Юрик ответил спокойно:

— Затем, зачем и ты.

III

Вовку можно было видеть либо в боевом и задорном настроении, либо унылым и понурившимся. Конечно, погода тоже бывает либо солнечной, либо пасмурной. Но случаются, кроме того, не яркие, но и не серенькие деньки, когда солнце скрыто облаками, но угадывается за ними и вдруг пробивается сквозь истончившееся облако, а потом медленно гаснет в затягивающейся на глазах проруби…

Вовка не знал промежуточных настроений и постепенных переводов.

…Мы возвращались из школы вдвоём. Вовка был хмур. Он шёл, опустив голову, просто медленно шёл — не гнал перед собой ударом ноги уголёк или ледышку, не перемахивал по дороге через тротуарные тумбы.

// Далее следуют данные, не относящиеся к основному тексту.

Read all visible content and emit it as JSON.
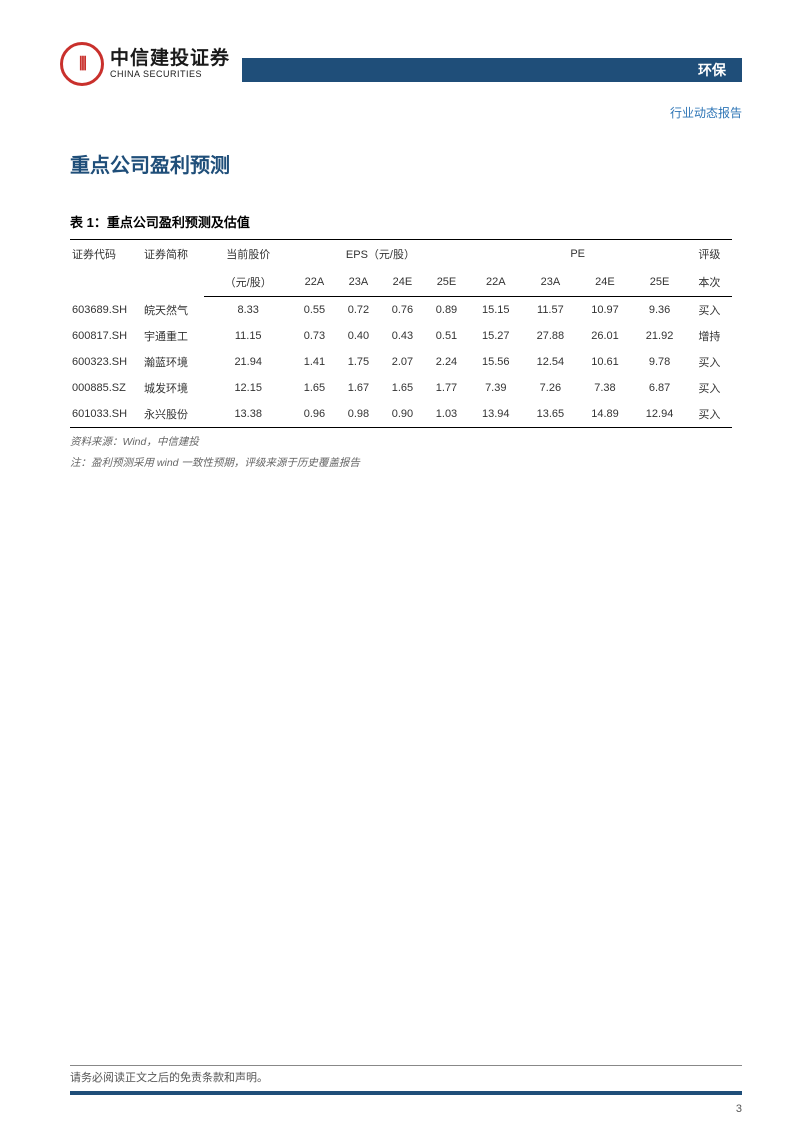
{
  "header": {
    "logo_cn": "中信建投证券",
    "logo_en": "CHINA SECURITIES",
    "bar_label": "环保",
    "bar_color": "#1f4e79",
    "subheader": "行业动态报告",
    "subheader_color": "#2e75b6"
  },
  "section": {
    "title": "重点公司盈利预测",
    "title_color": "#1f4e79"
  },
  "table": {
    "title": "表 1：重点公司盈利预测及估值",
    "group_headers": {
      "code": "证券代码",
      "name": "证券简称",
      "price": "当前股价",
      "eps": "EPS（元/股）",
      "pe": "PE",
      "rating": "评级"
    },
    "sub_headers": {
      "price_unit": "（元/股）",
      "y22a": "22A",
      "y23a": "23A",
      "y24e": "24E",
      "y25e": "25E",
      "rating_sub": "本次"
    },
    "rows": [
      {
        "code": "603689.SH",
        "name": "皖天然气",
        "price": "8.33",
        "eps22": "0.55",
        "eps23": "0.72",
        "eps24": "0.76",
        "eps25": "0.89",
        "pe22": "15.15",
        "pe23": "11.57",
        "pe24": "10.97",
        "pe25": "9.36",
        "rating": "买入"
      },
      {
        "code": "600817.SH",
        "name": "宇通重工",
        "price": "11.15",
        "eps22": "0.73",
        "eps23": "0.40",
        "eps24": "0.43",
        "eps25": "0.51",
        "pe22": "15.27",
        "pe23": "27.88",
        "pe24": "26.01",
        "pe25": "21.92",
        "rating": "增持"
      },
      {
        "code": "600323.SH",
        "name": "瀚蓝环境",
        "price": "21.94",
        "eps22": "1.41",
        "eps23": "1.75",
        "eps24": "2.07",
        "eps25": "2.24",
        "pe22": "15.56",
        "pe23": "12.54",
        "pe24": "10.61",
        "pe25": "9.78",
        "rating": "买入"
      },
      {
        "code": "000885.SZ",
        "name": "城发环境",
        "price": "12.15",
        "eps22": "1.65",
        "eps23": "1.67",
        "eps24": "1.65",
        "eps25": "1.77",
        "pe22": "7.39",
        "pe23": "7.26",
        "pe24": "7.38",
        "pe25": "6.87",
        "rating": "买入"
      },
      {
        "code": "601033.SH",
        "name": "永兴股份",
        "price": "13.38",
        "eps22": "0.96",
        "eps23": "0.98",
        "eps24": "0.90",
        "eps25": "1.03",
        "pe22": "13.94",
        "pe23": "13.65",
        "pe24": "14.89",
        "pe25": "12.94",
        "rating": "买入"
      }
    ],
    "source_note": "资料来源：Wind，中信建投",
    "method_note": "注：盈利预测采用 wind 一致性预期，评级来源于历史覆盖报告"
  },
  "footer": {
    "disclaimer": "请务必阅读正文之后的免责条款和声明。",
    "page": "3"
  }
}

— Отчего ты такой грустный? — спросил я его.

— Оттого! — зло огрызнулся Вовка и загробным голосом сообщил: — Я вчера узнал, что родился совершенно случайно.

— Как так? — не понял я.

— А так! — отвечал Вовка, распаляясь всё сильнее. — Оказывается, четырнадцать лет назад папа поехал в командировку на Урал, там познакомился с мамой, они друг в друга влюбились, решили жениться, приехали сюда, здесь свадьба была, а через год я появился!

— И чего же ты обижаешься? — спросил я его.

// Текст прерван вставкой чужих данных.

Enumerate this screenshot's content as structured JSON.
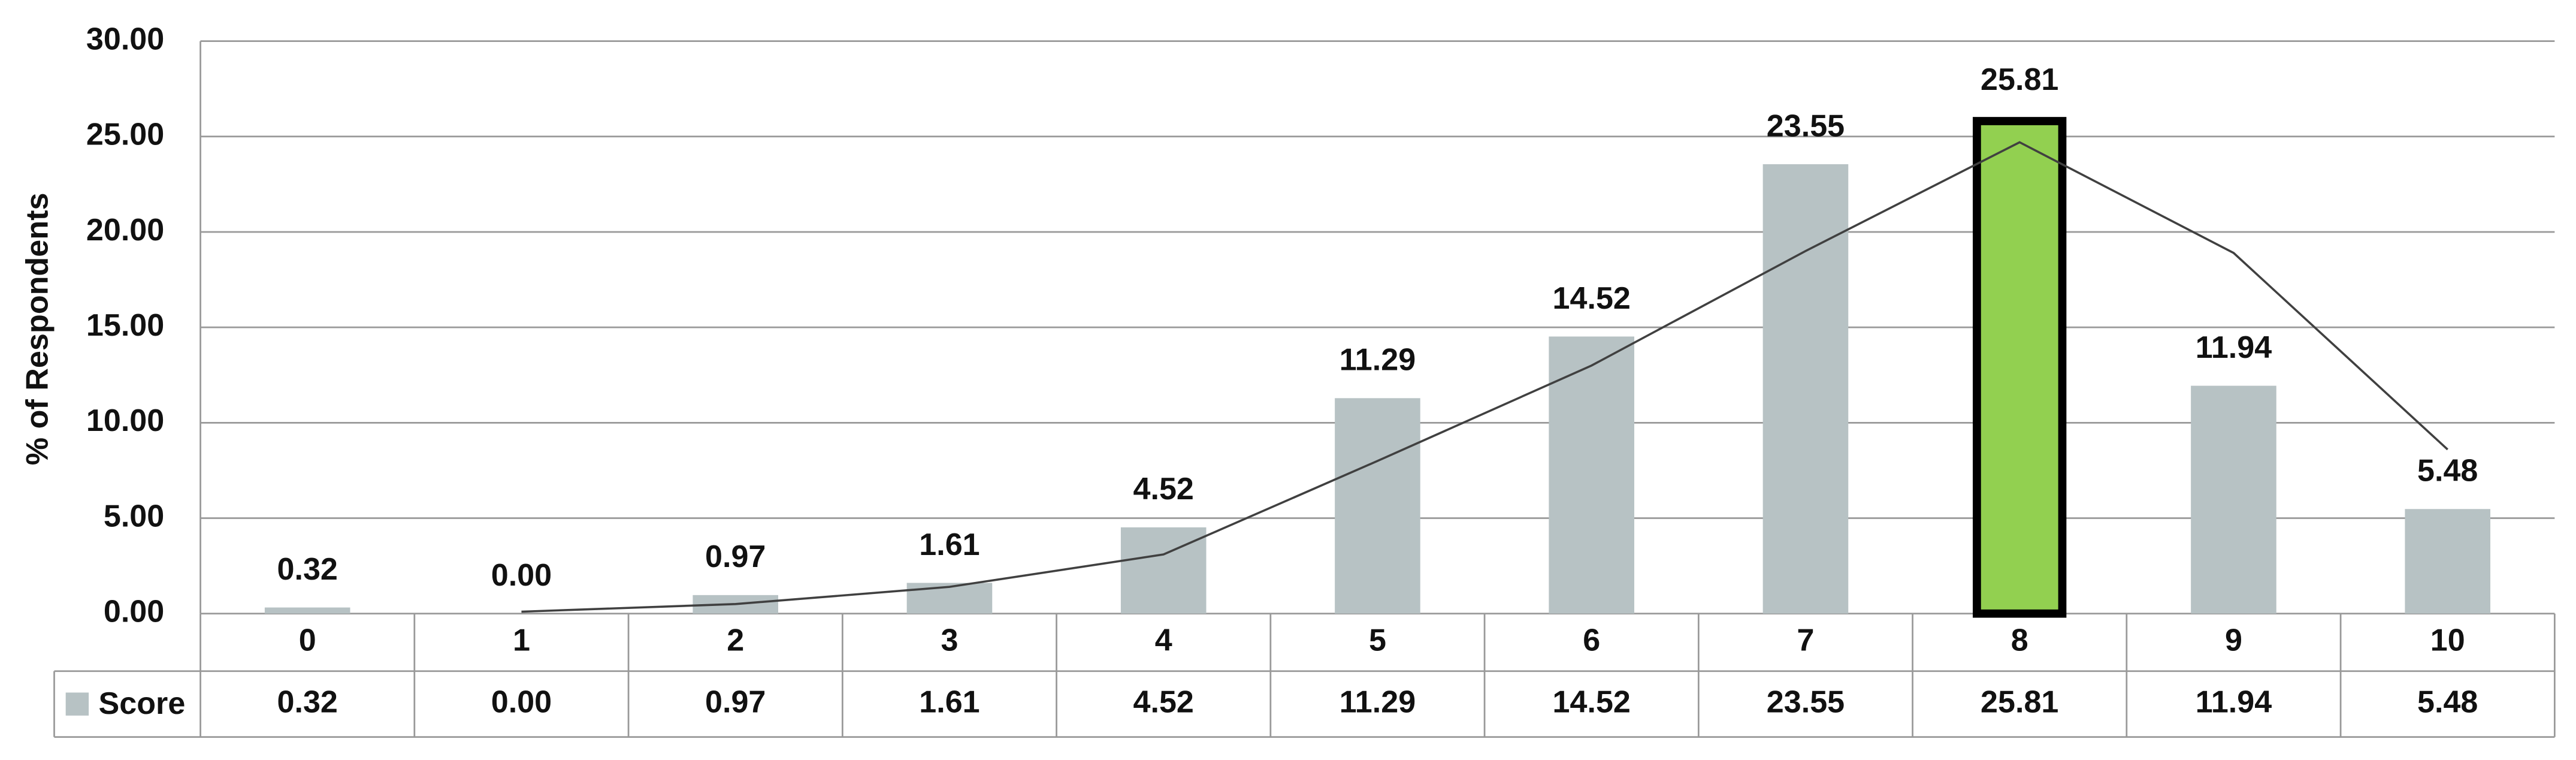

— А оттого, — закричал на меня Вовка, — что папа сам сказал, что мог и не поехать в командировку и, значит, маму не встретил бы, а меня бы не было, вот что!

— Ну, — сказал я, — чего теперь волноваться, ты же всё-таки есть!

— Есть, — согласился Вовка, — а только это совершенно случайно.

— Ерунда! — решительно сказал я, но почему-то про этот разговор не забыл.

Уроки мы с Вовкой готовили вместе, у него дома. Я решал примеры, делил и множил, находил икс, а тем временем во мне росло беспокойство…

— Добрый вечер. Папа, я родился случайно? — спросил я отца, когда он вернулся с работы.

— В каком смысле? С какой точки зрения? — оторопело осведомился папа, опуская портфель на обеденный стол, что, по его же словам, было крайне негигиенично.

— Я только что от Вовки, — объяснил я. — И он родился совершенно случайно. Может, и я тоже так?

Тут папа рассказал, что он ни в какую командировку не ездил, а познакомился с моей мамой ещё в гимназии, где они вместе учились. Потом вместе же они учились и в институте. Так что я лично родился не так уж случайно. Но я сбегал к Вовке и сообщил ему, что родился, как он.